[lbo-talk] dixor

Brian Siano siano at mail.med.upenn.edu
Mon Oct 6 10:41:17 PDT 2003


Kelley wrote:


> well, my pointing out that my pussy is a biological "fact" as much as
> brian's desire to fuck other men is a biological "fact" was playing on
> precisely what should trouble you when you read the statement brian
> originally made, to wit:
>
> "There seems to be no advantage to suppress people's desire. And
> unlike race, gender, ethnicity, etc., sexual desire is not socailly
> constructed."
>
> he wanted to cordon off gayness as a special case. everything else is
> socially constructed, according to the assertion, but sexual desire is
> not. The problem, it seems to me, is that such an assumption
> fundamentally misunderstands--as Katha Pollitt seems to have done on
> this list a while back--what people mean when they talk about how
> things are "socially constructed." (see the archives. search terms
> katha, barbara ehrenreich, time magazine)

I've read this message over and over-- and it's probably no fault of Kelley's that I can't tell what's being argued here.

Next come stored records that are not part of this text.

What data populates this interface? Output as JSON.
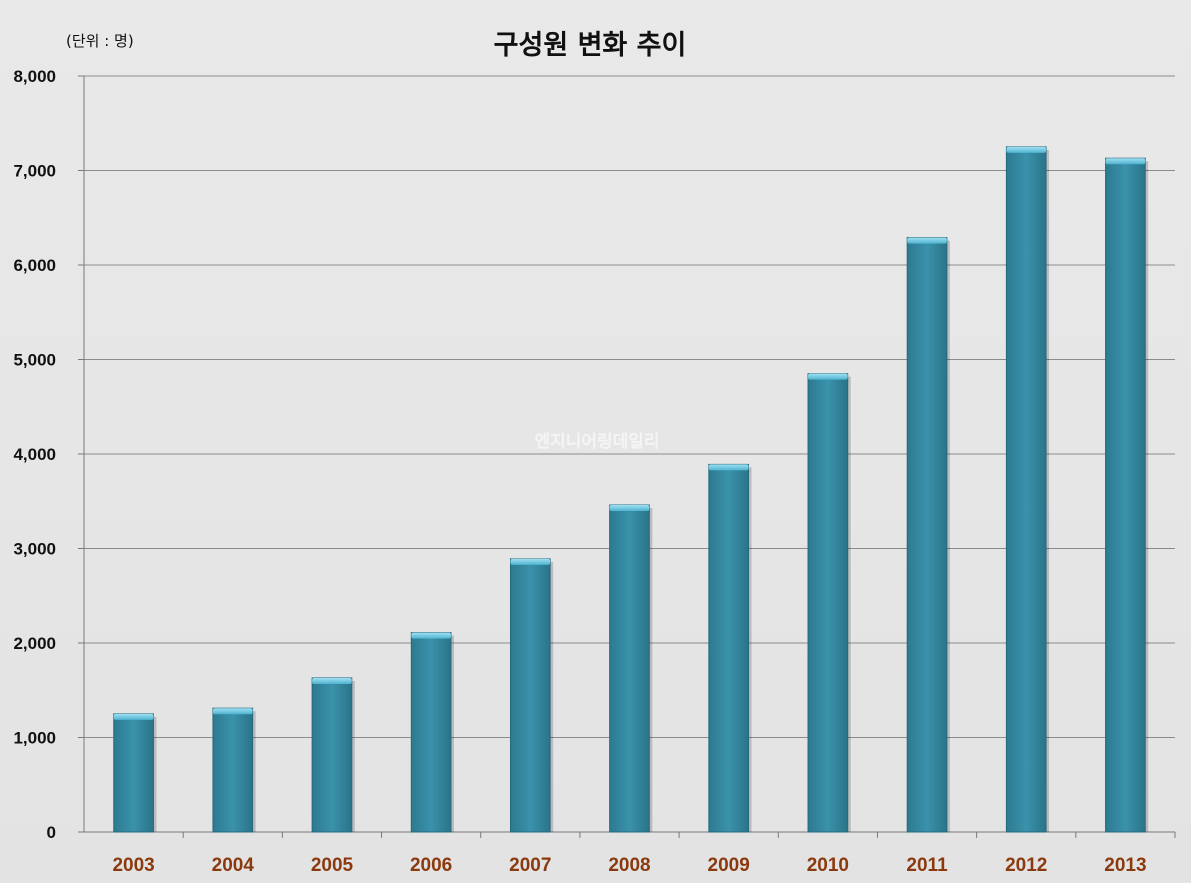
{
  "chart_data": {
    "type": "bar",
    "title": "구성원 변화 추이",
    "unit_note": "(단위 : 명)",
    "xlabel": "",
    "ylabel": "",
    "categories": [
      "2003",
      "2004",
      "2005",
      "2006",
      "2007",
      "2008",
      "2009",
      "2010",
      "2011",
      "2012",
      "2013"
    ],
    "values": [
      1250,
      1310,
      1630,
      2110,
      2890,
      3460,
      3890,
      4850,
      6290,
      7250,
      7130
    ],
    "ylim": [
      0,
      8000
    ],
    "yticks": [
      0,
      1000,
      2000,
      3000,
      4000,
      5000,
      6000,
      7000,
      8000
    ],
    "ytick_labels": [
      "0",
      "1,000",
      "2,000",
      "3,000",
      "4,000",
      "5,000",
      "6,000",
      "7,000",
      "8,000"
    ],
    "grid": true,
    "legend": "none",
    "watermark": "엔지니어링데일리",
    "colors": {
      "bar": "#378ea6",
      "bar_top": "#6cc4de",
      "grid": "#8c8c8c",
      "xtick_text": "#8b3a0f",
      "background": "#e6e6e6"
    }
  }
}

It might help to define what "socially constructed" means. Does this term apply solely to social conventions (i.e., blue for boys, pink for girls)? Does it apply to social conventions which arose because they seem to work, or fulfill a strong utilitarian basis (the development of paper economies, the training system for physicians, the shapes of chairs)? Is it a catch-all for anything that's not solely derived from the genes or the brain (capacity for language, eye color, bilateral symmetry), even if we have _no idea_ if it's socially "constructed" or not?

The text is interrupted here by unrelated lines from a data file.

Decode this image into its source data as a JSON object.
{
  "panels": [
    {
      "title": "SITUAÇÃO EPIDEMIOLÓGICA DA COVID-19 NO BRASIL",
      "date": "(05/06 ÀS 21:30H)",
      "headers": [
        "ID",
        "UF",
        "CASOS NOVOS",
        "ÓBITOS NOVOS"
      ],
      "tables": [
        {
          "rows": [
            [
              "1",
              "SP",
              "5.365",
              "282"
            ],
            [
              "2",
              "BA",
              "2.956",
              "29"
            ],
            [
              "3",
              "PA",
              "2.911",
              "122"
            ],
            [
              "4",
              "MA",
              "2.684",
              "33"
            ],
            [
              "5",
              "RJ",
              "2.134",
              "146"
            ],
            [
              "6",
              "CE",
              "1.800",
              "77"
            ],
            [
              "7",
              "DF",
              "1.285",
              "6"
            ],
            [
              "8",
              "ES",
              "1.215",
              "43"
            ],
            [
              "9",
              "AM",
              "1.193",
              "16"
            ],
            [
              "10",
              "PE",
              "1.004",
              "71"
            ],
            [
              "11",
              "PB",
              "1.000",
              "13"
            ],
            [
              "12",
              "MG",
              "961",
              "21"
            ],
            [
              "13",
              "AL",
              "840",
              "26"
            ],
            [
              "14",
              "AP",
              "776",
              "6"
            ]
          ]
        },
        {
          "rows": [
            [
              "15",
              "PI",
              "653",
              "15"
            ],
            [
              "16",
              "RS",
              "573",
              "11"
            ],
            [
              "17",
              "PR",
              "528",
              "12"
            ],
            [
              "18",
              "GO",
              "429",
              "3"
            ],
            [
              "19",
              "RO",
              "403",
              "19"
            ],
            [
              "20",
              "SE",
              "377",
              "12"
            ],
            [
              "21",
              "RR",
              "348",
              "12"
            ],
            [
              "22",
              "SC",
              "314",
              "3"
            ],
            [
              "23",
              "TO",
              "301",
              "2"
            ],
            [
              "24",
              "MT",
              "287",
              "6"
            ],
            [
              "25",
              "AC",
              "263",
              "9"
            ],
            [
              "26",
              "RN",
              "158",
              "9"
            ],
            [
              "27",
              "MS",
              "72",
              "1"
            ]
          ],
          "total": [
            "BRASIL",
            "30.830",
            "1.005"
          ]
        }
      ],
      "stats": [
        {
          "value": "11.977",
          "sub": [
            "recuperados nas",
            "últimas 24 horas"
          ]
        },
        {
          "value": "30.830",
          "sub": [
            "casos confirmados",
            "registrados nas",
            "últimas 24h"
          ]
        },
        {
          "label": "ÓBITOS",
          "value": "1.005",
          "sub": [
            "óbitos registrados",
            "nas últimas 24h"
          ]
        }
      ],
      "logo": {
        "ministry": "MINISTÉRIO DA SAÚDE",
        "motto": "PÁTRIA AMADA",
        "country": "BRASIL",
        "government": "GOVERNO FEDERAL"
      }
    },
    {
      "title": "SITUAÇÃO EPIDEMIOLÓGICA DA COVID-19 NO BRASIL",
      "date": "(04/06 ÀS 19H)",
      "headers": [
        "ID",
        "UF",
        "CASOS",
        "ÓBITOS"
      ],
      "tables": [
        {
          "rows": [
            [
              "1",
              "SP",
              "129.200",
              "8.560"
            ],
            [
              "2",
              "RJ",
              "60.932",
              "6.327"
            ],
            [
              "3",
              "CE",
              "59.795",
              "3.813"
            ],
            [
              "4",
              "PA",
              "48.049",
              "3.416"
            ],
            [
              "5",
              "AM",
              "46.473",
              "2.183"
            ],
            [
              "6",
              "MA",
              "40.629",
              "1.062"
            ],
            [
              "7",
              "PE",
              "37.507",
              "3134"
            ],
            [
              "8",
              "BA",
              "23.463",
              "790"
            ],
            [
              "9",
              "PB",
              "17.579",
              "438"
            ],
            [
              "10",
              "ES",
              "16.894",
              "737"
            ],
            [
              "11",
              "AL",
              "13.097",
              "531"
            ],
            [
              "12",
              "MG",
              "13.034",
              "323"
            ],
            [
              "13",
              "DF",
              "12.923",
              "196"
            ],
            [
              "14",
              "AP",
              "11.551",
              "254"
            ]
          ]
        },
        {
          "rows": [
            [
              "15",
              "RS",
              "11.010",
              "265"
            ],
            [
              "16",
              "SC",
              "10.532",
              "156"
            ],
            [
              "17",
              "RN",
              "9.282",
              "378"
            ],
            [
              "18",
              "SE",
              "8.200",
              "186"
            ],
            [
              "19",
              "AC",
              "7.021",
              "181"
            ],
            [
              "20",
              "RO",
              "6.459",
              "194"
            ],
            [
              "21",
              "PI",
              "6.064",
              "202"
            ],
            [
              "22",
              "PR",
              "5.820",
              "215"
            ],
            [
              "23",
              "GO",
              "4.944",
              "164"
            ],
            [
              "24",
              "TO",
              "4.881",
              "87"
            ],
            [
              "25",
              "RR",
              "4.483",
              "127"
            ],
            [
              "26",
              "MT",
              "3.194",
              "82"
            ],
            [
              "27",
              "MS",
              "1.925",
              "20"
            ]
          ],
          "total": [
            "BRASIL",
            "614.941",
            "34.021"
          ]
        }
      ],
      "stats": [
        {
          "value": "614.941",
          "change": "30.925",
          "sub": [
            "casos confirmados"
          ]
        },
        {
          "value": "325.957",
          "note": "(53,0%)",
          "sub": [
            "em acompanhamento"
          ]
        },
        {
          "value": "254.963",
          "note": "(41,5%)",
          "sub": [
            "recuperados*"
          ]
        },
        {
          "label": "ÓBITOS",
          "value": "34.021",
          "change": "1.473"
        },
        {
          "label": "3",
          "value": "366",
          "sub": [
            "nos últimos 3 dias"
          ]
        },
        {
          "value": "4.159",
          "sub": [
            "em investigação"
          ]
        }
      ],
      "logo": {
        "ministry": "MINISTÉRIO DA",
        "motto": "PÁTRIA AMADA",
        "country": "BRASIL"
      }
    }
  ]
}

Frankly, when people say that _anything_ is "socially constructed," I suspect that people are simply using quasi-technical terms to look sophisticated. It's an easy win-win. If you're describing something that's actually very simple and straightforward, using technical verbiage makes you appear to be more precise. But, if you're describing something vague and ill-defined, or something which no one else seems to grasp, then the technical terms make this wispy stuff _seem_ more substantial.